Her name was Sally, and we'll not give her a last name because she was real, and she came in the bowling alley from the place across the street in a flock of other girls but she shone—blond, ample, radiant. She was wearing a cardigan sweater like girls did in those days to show off their busts, and of course this was also before global warming. When you could still smoke pot in the backs of Greyhound busses, and get roaring drunk on airplanes. Back when there was a God and he still made girls like Sally—she was nineteen, twenty, and that night our hands came together furtively under the scoring table and she took me home with her. This is back when prophylactics came with a big red "O" on them and they looked like matchbook covers. Oh, Sweet Jesus. And the beer was cold and there was flour in the pantry, and Arthur Godfrey did that Old . . . Soft . . . Shoe.

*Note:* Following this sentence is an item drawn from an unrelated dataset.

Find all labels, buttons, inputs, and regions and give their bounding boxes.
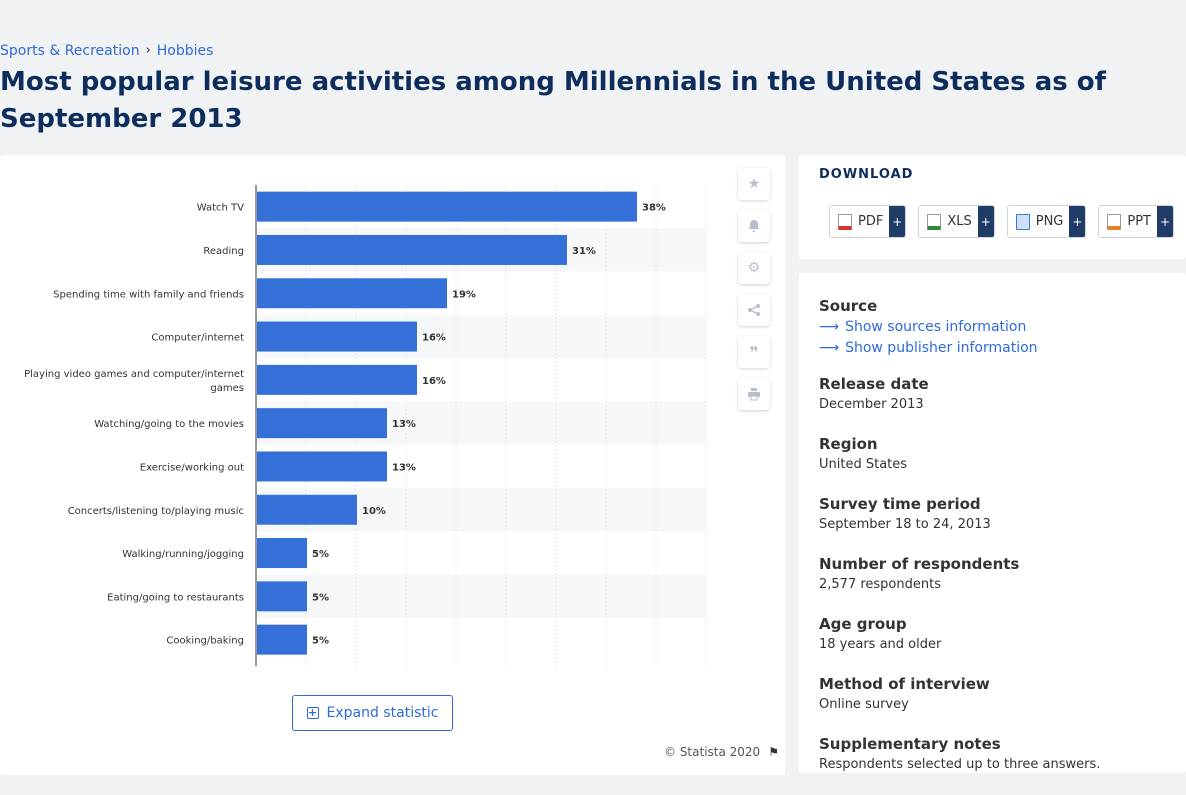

Me and her uncles would sit in the den and watch him do it on the little RCA, or flip to see the Golden Boy, Paul Hornung, run for another T in the wintery Green Bay mud. I came to love Paul Hornung. I came to see him as a metaphor for Mario Lemieux.

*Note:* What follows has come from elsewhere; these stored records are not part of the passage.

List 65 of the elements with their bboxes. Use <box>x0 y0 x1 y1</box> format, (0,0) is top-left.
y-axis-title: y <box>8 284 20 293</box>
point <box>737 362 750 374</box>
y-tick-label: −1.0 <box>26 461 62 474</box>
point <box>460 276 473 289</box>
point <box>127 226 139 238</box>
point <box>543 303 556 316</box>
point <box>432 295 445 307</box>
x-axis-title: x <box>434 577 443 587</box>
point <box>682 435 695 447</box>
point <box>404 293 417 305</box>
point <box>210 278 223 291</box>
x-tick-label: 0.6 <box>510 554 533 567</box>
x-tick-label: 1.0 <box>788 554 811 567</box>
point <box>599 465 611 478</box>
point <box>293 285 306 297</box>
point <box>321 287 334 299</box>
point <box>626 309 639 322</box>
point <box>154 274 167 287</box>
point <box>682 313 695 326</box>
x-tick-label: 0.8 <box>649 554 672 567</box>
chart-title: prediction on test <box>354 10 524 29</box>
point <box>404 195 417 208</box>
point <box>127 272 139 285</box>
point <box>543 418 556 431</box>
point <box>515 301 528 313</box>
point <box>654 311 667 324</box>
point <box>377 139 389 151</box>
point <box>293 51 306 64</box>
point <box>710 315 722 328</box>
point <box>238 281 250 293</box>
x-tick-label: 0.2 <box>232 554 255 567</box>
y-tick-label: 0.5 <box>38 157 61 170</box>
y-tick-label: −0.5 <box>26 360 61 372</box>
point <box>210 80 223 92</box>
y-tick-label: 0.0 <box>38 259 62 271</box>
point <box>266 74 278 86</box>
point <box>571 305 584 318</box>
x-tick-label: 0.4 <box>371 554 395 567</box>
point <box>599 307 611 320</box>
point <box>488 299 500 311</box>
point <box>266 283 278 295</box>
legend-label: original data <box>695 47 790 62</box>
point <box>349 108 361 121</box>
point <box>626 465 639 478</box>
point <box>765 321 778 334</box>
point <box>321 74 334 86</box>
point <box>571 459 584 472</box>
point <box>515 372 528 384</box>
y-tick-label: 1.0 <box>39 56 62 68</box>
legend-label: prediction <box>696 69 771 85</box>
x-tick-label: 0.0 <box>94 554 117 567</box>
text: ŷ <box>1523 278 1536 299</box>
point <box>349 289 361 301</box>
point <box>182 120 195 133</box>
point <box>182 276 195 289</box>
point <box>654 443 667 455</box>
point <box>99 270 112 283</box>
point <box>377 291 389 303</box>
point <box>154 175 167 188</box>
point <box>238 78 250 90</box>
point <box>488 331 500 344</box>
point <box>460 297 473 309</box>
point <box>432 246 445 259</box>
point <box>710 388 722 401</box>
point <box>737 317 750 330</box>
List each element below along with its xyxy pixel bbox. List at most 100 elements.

Her crumpet was like the Lily of the Valley, and her arms were strong, from milking. Yes, she lived on a farm—yes, her grandparents too, who were German, and the beer was drunk in steins all day long and I love a good polka as much as the next fellow, with beer, sauerkraut, and Granddad. This was back in the day when cliches were sentient and palpable, and they ran along my skin like the dew.

Not before or since have I wanted it so much. I had my cock in her four, five times a day—I couldn't get enough! I came to understand for the first time how a man could want to have children with a woman—I wanted her to have six, seven, eight. Sure, I'd gotten some pussy in those years—but look at the kind of pussy I was gettin'! Some of the skankiest, most odious River Pussy a man could imagine. But Sally's was my temple, and she loved it when I sucked and licked her huge clit long into the night, and her thighs were strong as a gymnast's as they tightened and loosed in her frantic rhythm, and her juice was like milk and honey.

I worked odd jobs on the farm during the days, and the labor invigorated me. And then came the spring, and she started going to the University—and I, a man of no education but what I'd learned on the streets. My child was inside her, though, but when she lost her innocence for herself she lost it for me, too—I'm not the kind of man one wishes to marry. That's when it started to fall apart.

How can I close this? My four-month idyll was waking up into hell, and I ran like the coward and the bastard I was, and I never looked back. Or maybe I just did. The past is passive suicide.

But the beer, son, the beer! Her fragrant flower opening under the moon.


Essay Questions for Chapter 6

1. How is the narrator's different level of experience in what scholars have called "The Milwaukee Interlude" reflected in the style of his writing?

2. In what period of American history does the episode take place? How do we know?

3. The writing in the chapter has been compared to that of F. Scott Fitzgerald. Are the same things that were most important to Fitzgerald also important to the narrator? Explain your reaction to the final line.

4. Does the book remind one of Henry Kissinger's memoir, Henry Kissinger: The Cold War Years? In what way(s)?

5. Are you happy that the narrator is finally getting some quality pussy? Is the narrator a reliable one? IS Sally really some quality pussy? Support your answer with examples from the text.

Due Feb. 7. Watch those comma splices!